Fue en el marco del programa laboral que se lleva a cabo en las cárceles bonaerenses, dependientes del Ministerio de Justicia de la provincia de Buenos Aires. El acto se realizó ayer al mediodía en la Unidad 12 de Gorina.
Hace unos días, en el Penal de Batán, comenzó a funcionar una planta de 200 metros cuadrados en la que unos 60 detenidos elaboran medallones precocidos y congelados de pescado que luego son comercializados.
Por este trabajo, y dependiendo de la producción, los internos reciben un salario de entre 800 a 1.200 pesos.
Al respecto, el gerente de Infood S.A., Alejandro Ludvik, se encargó de destacar que, desde el 23 de noviembre pasado, su empresa se instaló en la cárcel para filetear.
Y remarcó: “como la disposición de los internos fue tan buena, decidimos ampliar la actividad laboral”. “Así que además de la clasificación de los pescados, el eviscerado, el fileteado, descamado y descabezado, ahora incorporamos las tareas de envasado de los productos prefritados y congelados” - detalló Ludvik.
El gerente de la empresa destacó que “los internos ayudan a sus familiares y están muy motivados para trabajar. Uno de los muchachos nos contó que gracias a esta experiencia evitó que abandonaran la escuela sus dos hijos adolescentes, ya que estaban por largar los estudios para salir a trabajar”.

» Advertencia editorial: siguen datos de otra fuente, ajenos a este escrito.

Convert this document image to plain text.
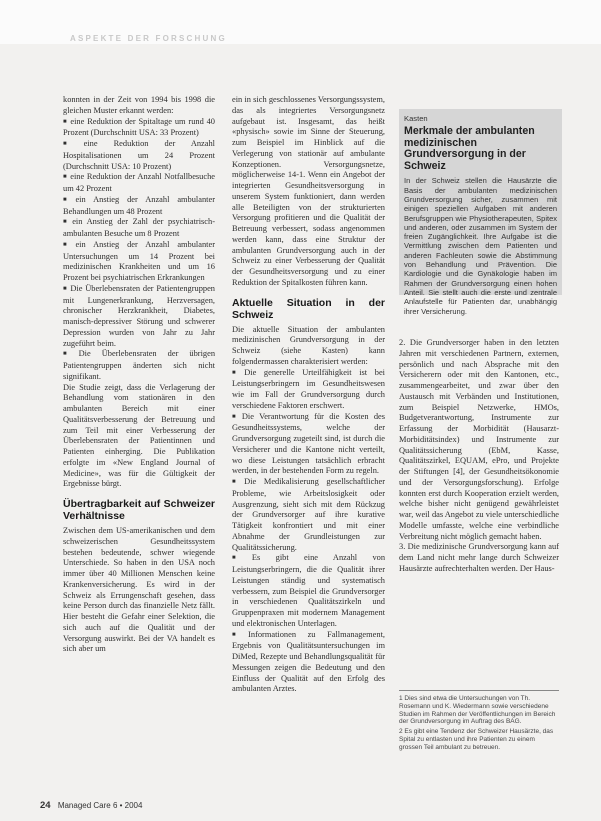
ASPEKTE DER FORSCHUNG

konnten in der Zeit von 1994 bis 1998 die gleichen Muster erkannt werden:

■ eine Reduktion der Spitaltage um rund 40 Prozent (Durchschnitt USA: 33 Prozent)

■ eine Reduktion der Anzahl Hospitalisationen um 24 Prozent (Durchschnitt USA: 10 Prozent)

■ eine Reduktion der Anzahl Notfallbesuche um 42 Prozent

■ ein Anstieg der Anzahl ambulanter Behandlungen um 48 Prozent

■ ein Anstieg der Zahl der psychiatrisch-ambulanten Besuche um 8 Prozent

■ ein Anstieg der Anzahl ambulanter Untersuchungen um 14 Prozent bei medizinischen Krankheiten und um 16 Prozent bei psychiatrischen Erkrankungen

■ Die Überlebensraten der Patientengruppen mit Lungenerkrankung, Herzversagen, chronischer Herzkrankheit, Diabetes, manisch-depressiver Störung und schwerer Depression wurden von Jahr zu Jahr zugeführt beim.

■ Die Überlebensraten der übrigen Patientengruppen änderten sich nicht signifikant.

Die Studie zeigt, dass die Verlagerung der Behandlung vom stationären in den ambulanten Bereich mit einer Qualitätsverbesserung der Betreuung und zum Teil mit einer Verbesserung der Überlebensraten der Patientinnen und Patienten einherging. Die Publikation erfolgte im «New England Journal of Medicine», was für die Gültigkeit der Ergebnisse bürgt.

Übertragbarkeit auf Schweizer Verhältnisse

Zwischen dem US-amerikanischen und dem schweizerischen Gesundheitssystem bestehen bedeutende, schwer wiegende Unterschiede. So haben in den USA noch immer über 40 Millionen Menschen keine Krankenversicherung. Es wird in der Schweiz als Errungenschaft gesehen, dass keine Person durch das finanzielle Netz fällt. Hier besteht die Gefahr einer Selektion, die sich auch auf die Qualität und der Versorgung auswirkt. Bei der VA handelt es sich aber um

ein in sich geschlossenes Versorgungssystem, das als integriertes Versorgungsnetz aufgebaut ist. Insgesamt, das heißt «physisch» sowie im Sinne der Steuerung, zum Beispiel im Hinblick auf die Verlegerung von stationär auf ambulante Konzeptionen. Versorgungsnetze, möglicherweise 14-1. Wenn ein Angebot der integrierten Gesundheitsversorgung in unserem System funktioniert, dann werden alle Beteiligten von der strukturierten Versorgung profitieren und die Qualität der Betreuung verbessert, sodass angenommen werden kann, dass eine Struktur der ambulanten Grundversorgung auch in der Schweiz zu einer Verbesserung der Qualität der Gesundheitsversorgung und zu einer Reduktion der Spitalkosten führen kann.

Aktuelle Situation in der Schweiz

Die aktuelle Situation der ambulanten medizinischen Grundversorgung in der Schweiz (siehe Kasten) kann folgendermassen charakterisiert werden:

■ Die generelle Urteilfähigkeit ist bei Leistungserbringern im Gesundheitswesen wie im Fall der Grundversorgung durch verschiedene Faktoren erschwert.

■ Die Verantwortung für die Kosten des Gesundheitssystems, welche der Grundversorgung zugeteilt sind, ist durch die Versicherer und die Kantone nicht verteilt, wo diese Leistungen tatsächlich erbracht werden, in der bestehenden Form zu regeln.

■ Die Medikalisierung gesellschaftlicher Probleme, wie Arbeitslosigkeit oder Ausgrenzung, sieht sich mit dem Rückzug der Grundversorger auf ihre kurative Tätigkeit konfrontiert und mit einer Abnahme der Grundleistungen zur Qualitätssicherung.

■ Es gibt eine Anzahl von Leistungserbringern, die die Qualität ihrer Leistungen ständig und systematisch verbessern, zum Beispiel die Grundversorger in verschiedenen Qualitätszirkeln und Gruppenpraxen mit modernem Management und elektronischen Unterlagen.

■ Informationen zu Fallmanagement, Ergebnis von Qualitätsuntersuchungen im DiMed, Rezepte und Behandlungsqualität für Messungen zeigen die Bedeutung und den Einfluss der Qualität auf den Erfolg des ambulanten Arztes.

Kasten
Merkmale der ambulanten medizinischen Grundversorgung in der Schweiz
In der Schweiz stellen die Hausärzte die Basis der ambulanten medizinischen Grundversorgung sicher, zusammen mit einigen speziellen Aufgaben mit anderen Berufsgruppen wie Physiotherapeuten, Spitex und anderen, oder zusammen im System der freien Zugänglichkeit. Ihre Aufgabe ist die Vermittlung zwischen dem Patienten und anderen Fachleuten sowie die Abstimmung von Behandlung und Prävention. Die Kardiologie und die Gynäkologie haben im Rahmen der Grundversorgung einen hohen Anteil. Sie stellt auch die erste und zentrale Anlaufstelle für Patienten dar, unabhängig ihrer Versicherung.

2. Die Grundversorger haben in den letzten Jahren mit verschiedenen Partnern, externen, persönlich und nach Absprache mit den Versicherern oder mit den Kantonen, etc., zusammengearbeitet, und zwar über den Austausch mit Verbänden und Institutionen, zum Beispiel Netzwerke, HMOs, Budgetverantwortung, Instrumente zur Erfassung der Morbidität (Hausarzt-Morbiditätsindex) und Instrumente zur Qualitätssicherung (EbM, Kasse, Qualitätszirkel, EQUAM, ePro, und Projekte der Stiftungen [4], der Gesundheitsökonomie und der Versorgungsforschung). Erfolge konnten erst durch Kooperation erzielt werden, welche bisher nicht genügend gewährleistet war, weil das Angebot zu viele unterschiedliche Modelle umfasste, welche eine verbindliche Verbreitung nicht möglich gemacht haben.

3. Die medizinische Grundversorgung kann auf dem Land nicht mehr lange durch Schweizer Hausärzte aufrechterhalten werden. Der Haus-

1 Dies sind etwa die Untersuchungen von Th. Rosemann und K. Wiedermann sowie verschiedene Studien im Rahmen der Veröffentlichungen im Bereich der Grundversorgung im Auftrag des BAG.

2 Es gibt eine Tendenz der Schweizer Hausärzte, das Spital zu entlasten und ihre Patienten zu einem grossen Teil ambulant zu betreuen.

24 Managed Care 6 • 2004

Además se anunció que los familiares de los detenidos que trabajan en esta iniciativa reciben cobertura social gracias a la Fundación Infood, lo que constituye un hecho inédito a nivel internacional.
Por su parte, el titular del Servicio Penitenciario Bonaerense, Fernando Díaz, señaló: “las plantas procesadoras de pescados tienen la habilitación del SENASA y son de calidad de exportación. Tiene capacidad para elaborar 100 toneladas mensuales de empanado y prefritado”.
Cabe aclarar que los detenidos trabajan ocho horas diarias y fueron capacitados por la empresa en la manipulación de alimentos en general, en sanidad animal y en fileteado.
A su turno, el director de Trabajo del Servicio Penitenciario Bonaerense, comentó: “cuatro internos que trabajaron en la planta y que ya cumplieron la condena han conseguido emplearse como fileteros de pescados en empresas de Mar del Plata”.
En tanto, para Mario Vargas, director de la Unidad 15 Batán, el proyecto es altamente positivo. “Los internos han recuperado un vínculo más firme con sus familiares”.